Find out exactly what score you need on your final exam to hit your target grade.
This is one of the most-searched calculations by students in the weeks before finals. The math rearranges the weighted average formula to solve for the unknown final exam score. If your final grade is a weighted combination of your current grade and your final exam grade, then: Final Grade = Current Grade × (1 - Final Weight) + Final Score × Final Weight. Solving for Final Score: Final Score = (Target - Current × (1 - Final Weight)) / Final Weight.
Example: you have an 82% in the course, the final is worth 30%, and you want to earn 85% overall. Required final score = (85 - 82 × 0.70) / 0.30 = (85 - 57.4) / 0.30 = 27.6 / 0.30 = 92%. You need a 92% on the final to reach 85% overall.

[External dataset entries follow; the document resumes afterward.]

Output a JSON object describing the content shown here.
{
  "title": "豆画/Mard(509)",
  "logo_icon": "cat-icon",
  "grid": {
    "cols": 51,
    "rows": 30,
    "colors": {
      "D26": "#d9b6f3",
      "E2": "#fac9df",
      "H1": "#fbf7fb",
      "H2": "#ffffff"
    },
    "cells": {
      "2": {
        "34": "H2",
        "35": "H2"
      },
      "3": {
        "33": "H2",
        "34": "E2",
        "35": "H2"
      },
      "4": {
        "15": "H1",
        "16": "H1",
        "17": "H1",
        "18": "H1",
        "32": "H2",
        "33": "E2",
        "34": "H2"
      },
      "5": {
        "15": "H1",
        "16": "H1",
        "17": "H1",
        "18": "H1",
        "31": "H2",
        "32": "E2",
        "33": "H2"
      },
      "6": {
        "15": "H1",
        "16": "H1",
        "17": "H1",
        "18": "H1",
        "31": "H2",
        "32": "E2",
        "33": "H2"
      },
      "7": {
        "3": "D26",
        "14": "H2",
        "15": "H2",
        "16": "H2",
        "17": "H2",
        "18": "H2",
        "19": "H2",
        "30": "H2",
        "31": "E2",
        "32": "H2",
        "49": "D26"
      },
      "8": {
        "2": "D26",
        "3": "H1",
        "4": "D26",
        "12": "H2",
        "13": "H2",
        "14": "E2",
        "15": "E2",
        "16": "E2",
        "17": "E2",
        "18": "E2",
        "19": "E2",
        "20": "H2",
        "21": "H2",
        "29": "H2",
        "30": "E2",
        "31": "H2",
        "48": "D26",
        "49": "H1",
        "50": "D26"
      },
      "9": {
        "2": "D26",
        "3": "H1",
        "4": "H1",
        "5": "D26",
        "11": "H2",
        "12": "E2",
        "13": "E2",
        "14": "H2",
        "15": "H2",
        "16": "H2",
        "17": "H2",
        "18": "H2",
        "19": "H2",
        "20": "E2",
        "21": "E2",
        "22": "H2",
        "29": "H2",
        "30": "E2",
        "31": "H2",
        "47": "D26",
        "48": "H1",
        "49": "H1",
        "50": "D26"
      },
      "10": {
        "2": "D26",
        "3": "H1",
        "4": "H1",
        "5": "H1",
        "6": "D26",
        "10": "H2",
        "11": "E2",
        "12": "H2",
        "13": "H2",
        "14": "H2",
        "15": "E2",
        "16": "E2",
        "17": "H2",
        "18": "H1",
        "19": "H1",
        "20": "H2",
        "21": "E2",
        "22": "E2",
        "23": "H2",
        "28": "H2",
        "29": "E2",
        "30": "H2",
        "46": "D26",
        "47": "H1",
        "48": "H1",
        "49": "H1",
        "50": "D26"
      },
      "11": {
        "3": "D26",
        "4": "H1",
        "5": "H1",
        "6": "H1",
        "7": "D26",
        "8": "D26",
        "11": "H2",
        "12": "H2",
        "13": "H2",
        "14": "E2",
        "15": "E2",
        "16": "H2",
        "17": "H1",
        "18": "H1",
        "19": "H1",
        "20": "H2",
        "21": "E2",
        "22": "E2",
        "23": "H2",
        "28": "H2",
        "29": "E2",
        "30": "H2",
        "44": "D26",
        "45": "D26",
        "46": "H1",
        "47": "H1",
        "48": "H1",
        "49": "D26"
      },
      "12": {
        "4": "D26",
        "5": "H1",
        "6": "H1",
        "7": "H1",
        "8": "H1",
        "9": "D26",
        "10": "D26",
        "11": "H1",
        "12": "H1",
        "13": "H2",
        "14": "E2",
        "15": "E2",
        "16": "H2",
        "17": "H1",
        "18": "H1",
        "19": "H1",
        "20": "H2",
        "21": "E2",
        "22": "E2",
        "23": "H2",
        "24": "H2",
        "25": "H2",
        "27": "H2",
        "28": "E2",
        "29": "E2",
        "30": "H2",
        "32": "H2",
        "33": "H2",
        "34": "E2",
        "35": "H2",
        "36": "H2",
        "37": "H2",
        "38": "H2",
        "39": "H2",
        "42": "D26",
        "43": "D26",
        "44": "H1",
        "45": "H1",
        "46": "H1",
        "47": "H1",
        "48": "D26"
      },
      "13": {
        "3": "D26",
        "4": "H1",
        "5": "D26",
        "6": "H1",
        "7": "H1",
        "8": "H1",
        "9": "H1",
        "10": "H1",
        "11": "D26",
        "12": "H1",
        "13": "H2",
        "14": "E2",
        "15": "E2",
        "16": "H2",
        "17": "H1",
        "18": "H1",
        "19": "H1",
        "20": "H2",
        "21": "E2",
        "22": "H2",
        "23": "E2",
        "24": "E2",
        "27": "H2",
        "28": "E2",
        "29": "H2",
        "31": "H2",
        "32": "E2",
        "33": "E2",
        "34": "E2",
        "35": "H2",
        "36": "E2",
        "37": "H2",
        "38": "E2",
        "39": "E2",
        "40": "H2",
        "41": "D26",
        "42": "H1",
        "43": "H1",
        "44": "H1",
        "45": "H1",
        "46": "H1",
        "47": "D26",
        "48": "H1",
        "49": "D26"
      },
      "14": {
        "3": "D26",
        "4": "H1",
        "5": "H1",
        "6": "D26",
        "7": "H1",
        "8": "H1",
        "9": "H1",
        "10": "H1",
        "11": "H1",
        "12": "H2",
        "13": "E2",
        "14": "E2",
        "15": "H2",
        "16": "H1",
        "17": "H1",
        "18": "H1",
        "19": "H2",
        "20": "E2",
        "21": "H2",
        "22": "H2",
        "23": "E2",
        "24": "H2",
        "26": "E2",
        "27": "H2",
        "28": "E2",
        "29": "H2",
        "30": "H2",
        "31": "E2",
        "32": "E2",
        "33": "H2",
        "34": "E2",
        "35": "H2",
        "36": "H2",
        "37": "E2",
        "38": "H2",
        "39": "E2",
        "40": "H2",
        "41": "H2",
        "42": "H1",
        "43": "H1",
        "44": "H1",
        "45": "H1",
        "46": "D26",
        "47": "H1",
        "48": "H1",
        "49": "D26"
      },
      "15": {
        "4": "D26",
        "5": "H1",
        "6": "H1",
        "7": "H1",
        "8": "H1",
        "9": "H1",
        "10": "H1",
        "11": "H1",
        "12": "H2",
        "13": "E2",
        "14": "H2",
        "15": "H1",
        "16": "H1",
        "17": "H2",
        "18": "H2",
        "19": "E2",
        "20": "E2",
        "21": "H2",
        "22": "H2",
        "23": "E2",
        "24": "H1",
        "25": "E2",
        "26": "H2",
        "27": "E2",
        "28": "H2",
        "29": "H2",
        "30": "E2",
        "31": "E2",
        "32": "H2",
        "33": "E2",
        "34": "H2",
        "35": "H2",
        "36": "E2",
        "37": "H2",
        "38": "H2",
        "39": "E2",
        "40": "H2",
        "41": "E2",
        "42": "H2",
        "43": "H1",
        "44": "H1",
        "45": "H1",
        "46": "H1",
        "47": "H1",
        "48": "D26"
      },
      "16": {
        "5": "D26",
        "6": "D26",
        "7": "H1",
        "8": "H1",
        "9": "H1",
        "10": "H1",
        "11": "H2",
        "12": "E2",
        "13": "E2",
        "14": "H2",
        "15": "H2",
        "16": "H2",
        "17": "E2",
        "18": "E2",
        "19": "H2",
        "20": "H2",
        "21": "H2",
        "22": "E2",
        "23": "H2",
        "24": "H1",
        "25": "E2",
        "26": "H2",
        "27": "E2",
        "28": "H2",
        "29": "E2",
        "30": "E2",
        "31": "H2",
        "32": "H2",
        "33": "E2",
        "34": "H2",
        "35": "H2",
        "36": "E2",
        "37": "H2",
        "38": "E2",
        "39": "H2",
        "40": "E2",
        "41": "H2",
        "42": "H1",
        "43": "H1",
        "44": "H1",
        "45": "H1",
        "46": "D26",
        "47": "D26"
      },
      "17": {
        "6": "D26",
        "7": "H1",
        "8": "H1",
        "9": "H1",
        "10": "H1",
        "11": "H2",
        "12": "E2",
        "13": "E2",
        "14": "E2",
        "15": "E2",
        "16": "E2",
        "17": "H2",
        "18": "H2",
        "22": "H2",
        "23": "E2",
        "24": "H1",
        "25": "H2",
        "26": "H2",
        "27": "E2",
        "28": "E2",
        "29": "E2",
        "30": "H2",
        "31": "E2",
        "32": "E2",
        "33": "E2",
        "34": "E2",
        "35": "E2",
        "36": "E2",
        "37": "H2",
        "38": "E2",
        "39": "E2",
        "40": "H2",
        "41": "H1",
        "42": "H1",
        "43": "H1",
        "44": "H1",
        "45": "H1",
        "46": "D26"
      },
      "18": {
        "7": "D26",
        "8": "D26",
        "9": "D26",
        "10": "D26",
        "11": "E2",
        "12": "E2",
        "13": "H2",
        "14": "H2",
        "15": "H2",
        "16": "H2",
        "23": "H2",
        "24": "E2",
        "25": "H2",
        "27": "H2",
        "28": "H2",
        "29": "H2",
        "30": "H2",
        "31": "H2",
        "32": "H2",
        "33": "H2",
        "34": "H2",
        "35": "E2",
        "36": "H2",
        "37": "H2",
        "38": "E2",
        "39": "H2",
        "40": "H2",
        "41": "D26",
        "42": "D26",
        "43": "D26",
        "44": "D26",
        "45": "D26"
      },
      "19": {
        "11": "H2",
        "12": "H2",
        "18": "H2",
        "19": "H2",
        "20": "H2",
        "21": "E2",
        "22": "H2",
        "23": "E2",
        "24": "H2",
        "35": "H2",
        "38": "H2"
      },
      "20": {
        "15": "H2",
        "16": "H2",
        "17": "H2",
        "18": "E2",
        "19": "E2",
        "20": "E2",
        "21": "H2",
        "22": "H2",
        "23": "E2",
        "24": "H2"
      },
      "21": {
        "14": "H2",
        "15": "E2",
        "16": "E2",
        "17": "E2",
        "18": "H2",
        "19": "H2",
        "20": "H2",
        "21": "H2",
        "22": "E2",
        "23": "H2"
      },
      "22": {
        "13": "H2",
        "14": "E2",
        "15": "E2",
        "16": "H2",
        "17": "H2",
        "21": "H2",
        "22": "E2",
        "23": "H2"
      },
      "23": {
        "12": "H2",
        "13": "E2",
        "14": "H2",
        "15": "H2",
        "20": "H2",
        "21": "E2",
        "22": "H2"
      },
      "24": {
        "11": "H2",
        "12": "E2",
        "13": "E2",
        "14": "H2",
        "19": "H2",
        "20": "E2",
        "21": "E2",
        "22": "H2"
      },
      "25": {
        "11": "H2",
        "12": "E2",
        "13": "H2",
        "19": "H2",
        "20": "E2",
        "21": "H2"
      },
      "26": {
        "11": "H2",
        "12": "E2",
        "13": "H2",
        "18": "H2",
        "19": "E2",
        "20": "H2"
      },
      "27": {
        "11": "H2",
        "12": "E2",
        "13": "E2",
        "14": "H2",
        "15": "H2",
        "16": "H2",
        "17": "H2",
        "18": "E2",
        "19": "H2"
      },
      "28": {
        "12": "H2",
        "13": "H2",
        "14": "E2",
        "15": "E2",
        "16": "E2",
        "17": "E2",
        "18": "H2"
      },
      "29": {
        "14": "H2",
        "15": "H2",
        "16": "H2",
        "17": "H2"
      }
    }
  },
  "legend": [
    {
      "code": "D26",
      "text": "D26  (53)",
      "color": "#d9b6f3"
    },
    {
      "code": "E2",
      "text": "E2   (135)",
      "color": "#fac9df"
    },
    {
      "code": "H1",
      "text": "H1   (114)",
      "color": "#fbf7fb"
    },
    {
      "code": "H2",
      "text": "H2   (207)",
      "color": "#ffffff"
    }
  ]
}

If the calculator returns a required score above 100%, your target is mathematically impossible given your current grade and the final exam's weight. This is a clear signal to recalibrate your target. Work backwards: what is the maximum possible final grade if you score 100% on the final? That calculation is: Max Grade = Current × (1 - Final Weight) + 100 × Final Weight. If the maximum achievable grade still doesn't reach your original target, it's time to have a conversation with your professor about extra credit options or to plan strategically for next semester.
This calculator is most useful not just at the end of the semester, but throughout it. After each major assignment, recalculate what you need on remaining work to hit your target. This gives you advance warning if you're in danger of missing your goal, while there's still time to adjust — study harder, seek tutoring, or attend office hours before the situation becomes urgent.
Students who track this throughout the semester avoid the unpleasant surprise of realizing in the final week that their target grade has become mathematically impossible. Early awareness creates options; late awareness creates panic.
Many courses use multiple weighted categories — homework, midterms, quizzes, participation, and a final exam, each worth a different percentage of the grade. This calculator works for a two-component model (current grade and final), but you can extend the logic: for any remaining assignment, solve for the score needed in that component while holding all other known grades constant. The algebra is identical, just applied to one component at a time.
Pay close attention to how professors calculate grades when multiple assignments exist within a category. Some drop the lowest score; some weight later assignments more heavily; some require passing all components separately. These details are in your syllabus and can significantly affect the calculation.